Social media is everywhere now, from TV shows, to print media, to corporate websites. Everywhere I turn there is a “Follow <me/us> on <insert social site(s) here>” message. I think this is because company’s have realized the impact that social media has on their bottom line. I recently had to discuss a New York Times article in class about a “lesson” Boeing learned from the online social world. Said article describes the aftermath of a letter sent to Boeing by an 8-year-old named Harry. Boeing politely replied to the letter the same way it replies to all unsolicited letters (see reply). After Harry’s dad, who happens to be CEO of a marketing agency, posted the letter on his blog and his twitter account the situation started to spread until some news outlets picked it up. This social activity cause Boeing to react by issuing a sort of apology and invited Harry to visit their facilities.

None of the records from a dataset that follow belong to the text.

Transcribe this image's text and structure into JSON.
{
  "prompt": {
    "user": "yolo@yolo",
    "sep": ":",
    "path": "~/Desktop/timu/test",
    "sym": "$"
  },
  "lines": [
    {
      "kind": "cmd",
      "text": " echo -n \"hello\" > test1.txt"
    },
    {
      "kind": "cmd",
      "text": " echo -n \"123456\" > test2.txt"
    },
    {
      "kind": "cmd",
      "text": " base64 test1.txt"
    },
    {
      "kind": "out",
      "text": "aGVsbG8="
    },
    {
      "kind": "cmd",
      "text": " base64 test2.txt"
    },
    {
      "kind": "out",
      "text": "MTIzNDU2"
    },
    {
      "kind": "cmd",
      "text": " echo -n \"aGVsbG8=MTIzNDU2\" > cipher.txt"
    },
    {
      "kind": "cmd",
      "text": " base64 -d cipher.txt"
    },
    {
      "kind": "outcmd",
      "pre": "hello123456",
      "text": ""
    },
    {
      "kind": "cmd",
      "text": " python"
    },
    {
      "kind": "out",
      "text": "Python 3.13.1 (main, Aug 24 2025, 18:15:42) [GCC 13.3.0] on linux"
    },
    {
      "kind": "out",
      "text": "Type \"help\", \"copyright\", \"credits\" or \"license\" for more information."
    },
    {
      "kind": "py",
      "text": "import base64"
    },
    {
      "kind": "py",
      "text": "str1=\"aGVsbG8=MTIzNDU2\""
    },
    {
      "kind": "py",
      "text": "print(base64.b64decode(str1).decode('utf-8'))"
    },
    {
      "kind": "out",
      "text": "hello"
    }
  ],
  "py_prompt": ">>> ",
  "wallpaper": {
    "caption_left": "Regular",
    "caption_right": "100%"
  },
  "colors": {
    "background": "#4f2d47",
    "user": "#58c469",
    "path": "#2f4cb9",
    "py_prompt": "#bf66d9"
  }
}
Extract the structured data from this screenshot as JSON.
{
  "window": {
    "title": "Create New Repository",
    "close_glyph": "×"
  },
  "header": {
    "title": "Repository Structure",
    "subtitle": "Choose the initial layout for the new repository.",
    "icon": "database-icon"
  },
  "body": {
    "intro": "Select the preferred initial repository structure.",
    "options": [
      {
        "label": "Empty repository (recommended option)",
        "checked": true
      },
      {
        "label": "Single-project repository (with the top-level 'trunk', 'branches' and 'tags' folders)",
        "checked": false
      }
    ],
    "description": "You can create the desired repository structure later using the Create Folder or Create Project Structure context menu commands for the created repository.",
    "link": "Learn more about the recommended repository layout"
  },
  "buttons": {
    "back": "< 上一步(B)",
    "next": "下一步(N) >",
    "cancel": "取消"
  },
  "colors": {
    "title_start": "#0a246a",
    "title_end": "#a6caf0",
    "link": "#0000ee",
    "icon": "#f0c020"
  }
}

This situation is just another example of how “social” is changing the way businesses deal with the customer experience. For the last five years or so, the emergence of social tools like facebook, twitter, digg and the now-less-relevant myspace, has enabled people to have a stronger voice. All of the sudden people can voice their concerns, complaints and preferences to an audience that may or may not agree with them. This is the “new” word-of-mouth, same concept as before just faster, louder and therefore more effective. This kind of empowerment has increased people’s sense of entitlement. People feel more than ever that companies must treat them with more respect.
The question raised in class was whether the whole situation was to “punish” Boeing or just a publicity stunt by Harry’s father… or both. I don’t think John (Harry’s dad), or the people involved in one way or another, want(ed) to put Boeing back in line per se. I believe that they expected a friendlier customer experience from Boeing, or any company for that matter. It’s hard to determine if John intended to use the situation as free publicity, but the situation sure fits what his company offers. He created content and engaged the community the right way to create a buzz, enough to get the New York Times interested in the issue. The way the issue developed definitely helped him promote his image and his company indirectly.
As for the other questions raised in class (would you change airlines? and would airlines boycott Boeing?), I don’t think they are too relevant. First, Boeing’s action wouldn’t make me or a normal people switch airlines to ones who do not use Boeing planes. I do not feel offended by their action and finding other airlines would cost too much of my time, more than my perceived benefits. Second, airlines have limited options when it comes to airplane suppliers, limited options means that there’s not much airlines are willing to do to “support” a boycott. Harry’s issue is trivial when compared to the issue of changing airplane suppliers; however it would be interesting to look at the issues again if more people around the world support Harry.
Whether we like or not, as consumers or businesses, the barriers separating customers from the corporate world have shrunken. However, we should understand that as customers we can’t get everything we want; and as businesses we can no longer treat customers the way we’ve been doing for the last fifty years.